Thompson refers to a study done by Andrea Lunsford, a professor of writing and rhetoric at Stanford University. Lunsford collected 14,672 student writing samples between 2001 to 2006. These samples included everything from class assignments, essays, journal entries, emails, blog posts, and chat sessions. She found that 38 percent of the writings took place out of the classroom, which she calls “life writings”. I myself can say that a decent chunk of my writing is also done outside of the classroom.
Some may say that the “life writing” kids do through text and online chat, using abbreviations and leaving out punctuation, is corrupting their academic writing.
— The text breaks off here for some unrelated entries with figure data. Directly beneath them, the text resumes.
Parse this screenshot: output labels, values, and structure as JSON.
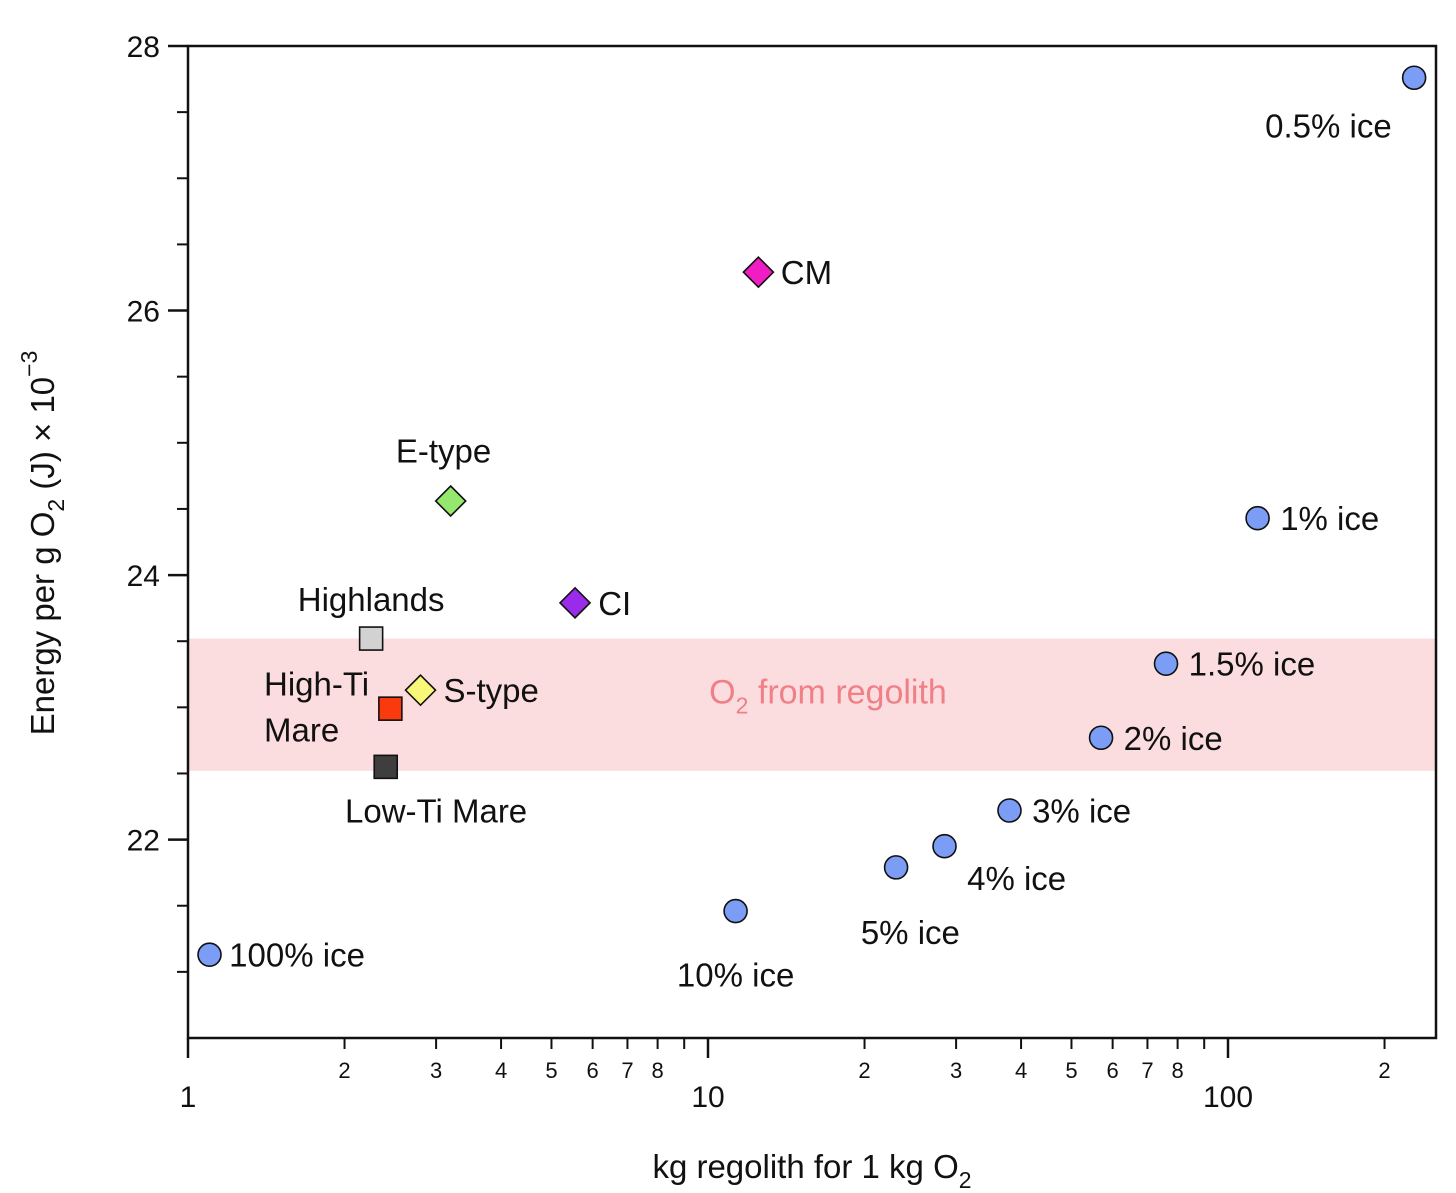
{
  "chart_data": {
    "type": "scatter",
    "xscale": "log",
    "xlim": [
      1,
      240
    ],
    "ylim": [
      20.5,
      28
    ],
    "grid": false,
    "legend": "none",
    "xlabel": {
      "main": "kg regolith for 1 kg O",
      "sub": "2"
    },
    "ylabel": {
      "a": "Energy per g O",
      "sub": "2",
      "b": " (J) × 10",
      "sup": "−3"
    },
    "x_major_ticks": [
      {
        "value": 1,
        "label": "1"
      },
      {
        "value": 10,
        "label": "10"
      },
      {
        "value": 100,
        "label": "100"
      }
    ],
    "x_minor_ticks": [
      {
        "value": 2,
        "label": "2"
      },
      {
        "value": 3,
        "label": "3"
      },
      {
        "value": 4,
        "label": "4"
      },
      {
        "value": 5,
        "label": "5"
      },
      {
        "value": 6,
        "label": "6"
      },
      {
        "value": 7,
        "label": "7"
      },
      {
        "value": 8,
        "label": "8"
      },
      {
        "value": 9,
        "label": ""
      },
      {
        "value": 20,
        "label": "2"
      },
      {
        "value": 30,
        "label": "3"
      },
      {
        "value": 40,
        "label": "4"
      },
      {
        "value": 50,
        "label": "5"
      },
      {
        "value": 60,
        "label": "6"
      },
      {
        "value": 70,
        "label": "7"
      },
      {
        "value": 80,
        "label": "8"
      },
      {
        "value": 90,
        "label": ""
      },
      {
        "value": 200,
        "label": "2"
      }
    ],
    "y_major_ticks": [
      {
        "value": 22,
        "label": "22"
      },
      {
        "value": 24,
        "label": "24"
      },
      {
        "value": 26,
        "label": "26"
      },
      {
        "value": 28,
        "label": "28"
      }
    ],
    "band": {
      "y_range": [
        22.52,
        23.52
      ],
      "color": "#fbdde0",
      "label": "O",
      "label_sub": "2",
      "label_rest": " from regolith",
      "label_x": 10,
      "label_y": 23.03
    },
    "colors": {
      "ice": "#7b9df5",
      "E-type": "#95e86e",
      "CI": "#9b2bea",
      "CM": "#f01cc4",
      "S-type": "#f8f77a",
      "Highlands": "#d2d2d2",
      "High-Ti Mare": "#f83a0c",
      "Low-Ti Mare": "#3e3e3e"
    },
    "series": [
      {
        "marker": "circle",
        "points": [
          {
            "x": 1.1,
            "y": 21.13,
            "label": "100% ice",
            "lx": 1.2,
            "ly": 21.13,
            "anchor": "start"
          },
          {
            "x": 11.3,
            "y": 21.46,
            "label": "10% ice",
            "lx": 11.3,
            "ly": 20.98,
            "anchor": "middle"
          },
          {
            "x": 23,
            "y": 21.79,
            "label": "5% ice",
            "lx": 24.5,
            "ly": 21.3,
            "anchor": "middle"
          },
          {
            "x": 28.5,
            "y": 21.95,
            "label": "4% ice",
            "lx": 31.5,
            "ly": 21.71,
            "anchor": "start"
          },
          {
            "x": 38,
            "y": 22.22,
            "label": "3% ice",
            "lx": 42,
            "ly": 22.22,
            "anchor": "start"
          },
          {
            "x": 57,
            "y": 22.77,
            "label": "2% ice",
            "lx": 63,
            "ly": 22.77,
            "anchor": "start"
          },
          {
            "x": 76,
            "y": 23.33,
            "label": "1.5% ice",
            "lx": 84,
            "ly": 23.33,
            "anchor": "start"
          },
          {
            "x": 114,
            "y": 24.43,
            "label": "1% ice",
            "lx": 126,
            "ly": 24.43,
            "anchor": "start"
          },
          {
            "x": 228,
            "y": 27.76,
            "label": "0.5% ice",
            "lx": 156,
            "ly": 27.4,
            "anchor": "middle"
          }
        ]
      },
      {
        "marker": "diamond",
        "points": [
          {
            "x": 3.2,
            "y": 24.56,
            "label": "E-type",
            "lx": 3.1,
            "ly": 24.94,
            "anchor": "middle",
            "color_key": "E-type"
          },
          {
            "x": 5.55,
            "y": 23.79,
            "label": "CI",
            "lx": 6.15,
            "ly": 23.79,
            "anchor": "start",
            "color_key": "CI"
          },
          {
            "x": 12.5,
            "y": 26.29,
            "label": "CM",
            "lx": 13.8,
            "ly": 26.29,
            "anchor": "start",
            "color_key": "CM"
          },
          {
            "x": 2.8,
            "y": 23.13,
            "label": "S-type",
            "lx": 3.1,
            "ly": 23.13,
            "anchor": "start",
            "color_key": "S-type"
          }
        ]
      },
      {
        "marker": "square",
        "points": [
          {
            "x": 2.25,
            "y": 23.52,
            "label": "Highlands",
            "lx": 2.25,
            "ly": 23.82,
            "anchor": "middle",
            "color_key": "Highlands"
          },
          {
            "x": 2.45,
            "y": 22.99,
            "label": "High-Ti",
            "label2": "Mare",
            "lx": 1.4,
            "ly": 23.18,
            "anchor": "start",
            "color_key": "High-Ti Mare"
          },
          {
            "x": 2.4,
            "y": 22.55,
            "label": "Low-Ti Mare",
            "lx": 3.0,
            "ly": 22.22,
            "anchor": "middle",
            "color_key": "Low-Ti Mare"
          }
        ]
      }
    ]
  }
}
Thompson addresses this in his article by referring to referring a study done by Lunsford which examined the work of her first-year students and didn’t find an example of texting speak in a single academic paper.
In his last two paragraphs of Clive Thompson on the New Literacy, Thompson explains how young people benefit from life writing. “The brevity of texting and status updating teaches young people to deploy haiku-like concision,” Thompson points out. Then he goes on to say “we think of writing as either good or bad. What today’s young people know is that knowing who you’re writing for and why you’re writing might be the most crucial factor of all.” I strongly agree with this detail of the article. Isn’t the whole point of writing to communicate a point to an audience? Whether that may be through a formal essay that summarizes a novelist’s purpose to an English professor or a text message to your “bff” that says, “ur my bff4l c u tnt @ the party!” Each audience is receiving a message that has purpose to them and context from the author. Although that text message may not be formal or academic, the young person has communicated to their audience in a successful manner. Furthermore, that same author is able to compose an academic paper which also has context and communicated to an audience in a successful manner.
I see eye to eye with Thompson when he claims that knowing who the audience is and why you’re writing to them may be the most crucial factor of writing. I believe that factor is well practiced by young writers today, through both academic and life writings.